Menghindari beban ganda desa

Dalam pandangan Eliza Mardian, yang perlu diantisipasi adalah beban ganda bagi desa apabila jaminan dana desa benar-benar diberlakukan. Artinya, jika koperasi mengalami kendala keuangan, maka sebagian anggaran desa yang seharusnya untuk pembangunan atau layanan publik harus dialihkan untuk menutup kewajiban ke bank.

“Desa harus mengatur ulang belanja, bisa jadi ada pengurangan untuk pegawai desa atau pengadaan fasilitas umum. Ini akan terasa sekali terutama di desa yang masih tergantung pada dana pusat,” ujarnya.

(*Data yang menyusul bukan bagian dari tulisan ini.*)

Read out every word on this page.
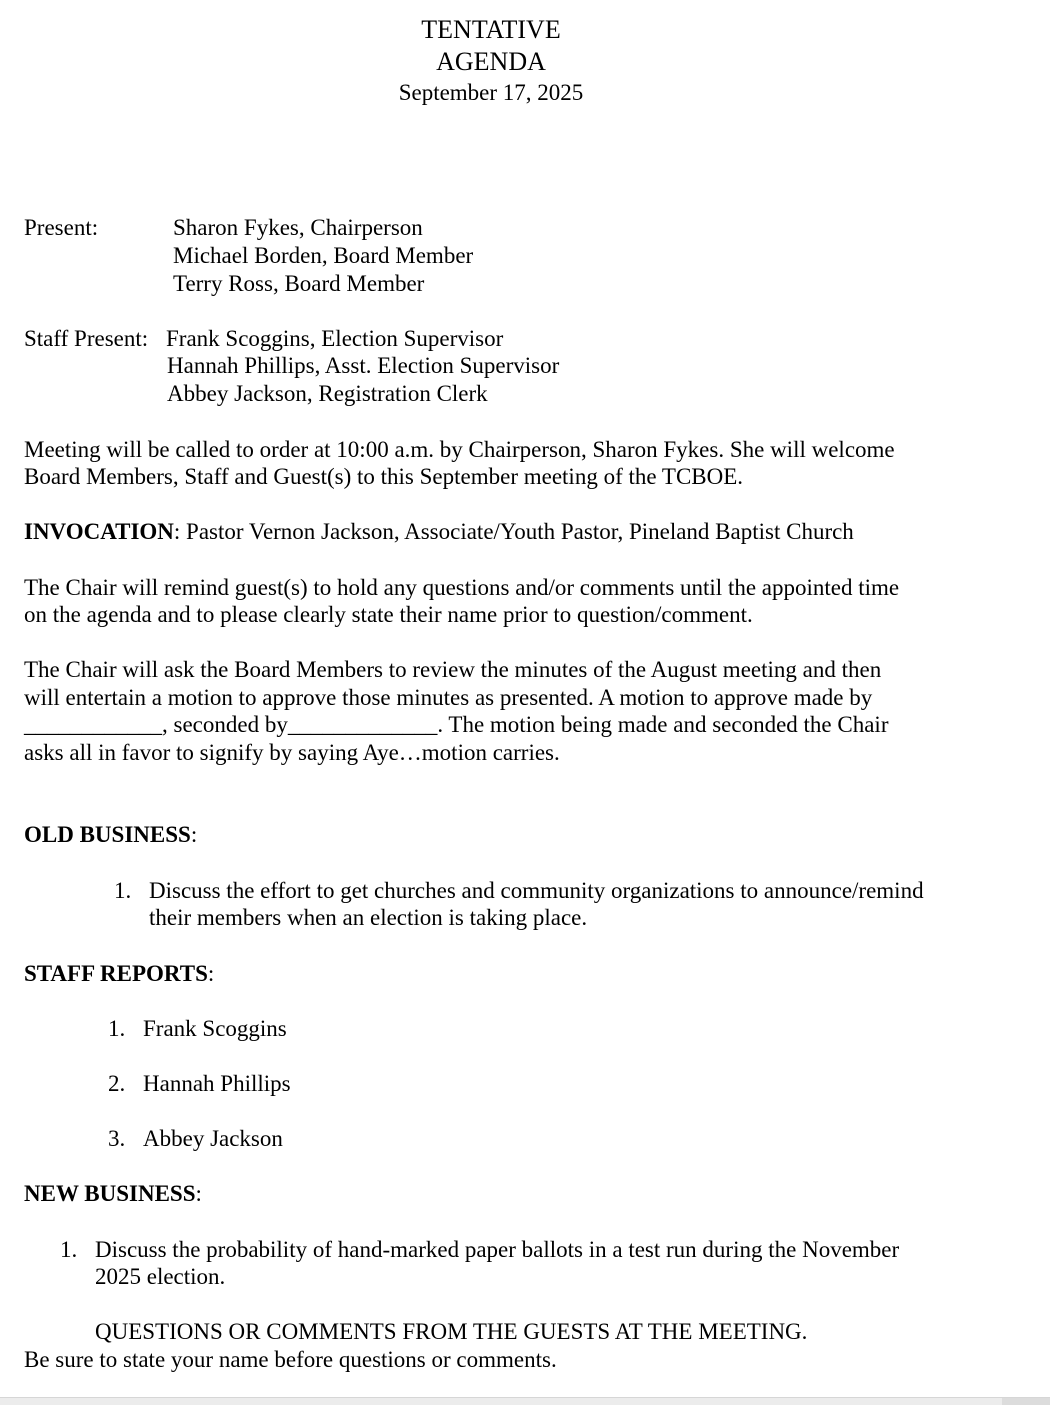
TENTATIVE
AGENDA
September 17, 2025
Present:	Sharon Fykes, Chairperson
Michael Borden, Board Member
Terry Ross, Board Member
Staff Present: Frank Scoggins, Election Supervisor
Hannah Phillips, Asst. Election Supervisor
Abbey Jackson, Registration Clerk
Meeting will be called to order at 10:00 a.m. by Chairperson, Sharon Fykes. She will welcome
Board Members, Staff and Guest(s) to this September meeting of the TCBOE.
INVOCATION: Pastor Vernon Jackson, Associate/Youth Pastor, Pineland Baptist Church
The Chair will remind guest(s) to hold any questions and/or comments until the appointed time
on the agenda and to please clearly state their name prior to question/comment.
The Chair will ask the Board Members to review the minutes of the August meeting and then
will entertain a motion to approve those minutes as presented. A motion to approve made by
____________, seconded by_____________. The motion being made and seconded the Chair
asks all in favor to signify by saying Aye…motion carries.
OLD BUSINESS:
1. Discuss the effort to get churches and community organizations to announce/remind
their members when an election is taking place.
STAFF REPORTS:
1. Frank Scoggins
2. Hannah Phillips
3. Abbey Jackson
NEW BUSINESS:
1. Discuss the probability of hand-marked paper ballots in a test run during the November
2025 election.
QUESTIONS OR COMMENTS FROM THE GUESTS AT THE MEETING.
Be sure to state your name before questions or comments.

Oleh karena itu, ia mengusulkan agar dana desa digunakan sebagai dana pendamping atau modal awal terbatas, sementara koperasi didorong membangun modal sendiri melalui swadaya dan iuran anggota. Perbankan sebaiknya hanya masuk ketika koperasi sudah stabil dan membutuhkan ekspansi.

Akhir Kata:

Skema pembiayaan Kopdes Merah Putih yang melibatkan dana desa sebagai jaminan memerlukan kewaspadaan tinggi. Keberhasilan program tidak hanya bergantung pada besaran dana, tetapi juga pada ketepatan strategi, transparansi manajemen, dan kesiapan sumber daya manusia di desa. Tanpa hal itu, risiko gagal bayar bisa menjadi beban baru bagi desa-desa di seluruh Indonesia.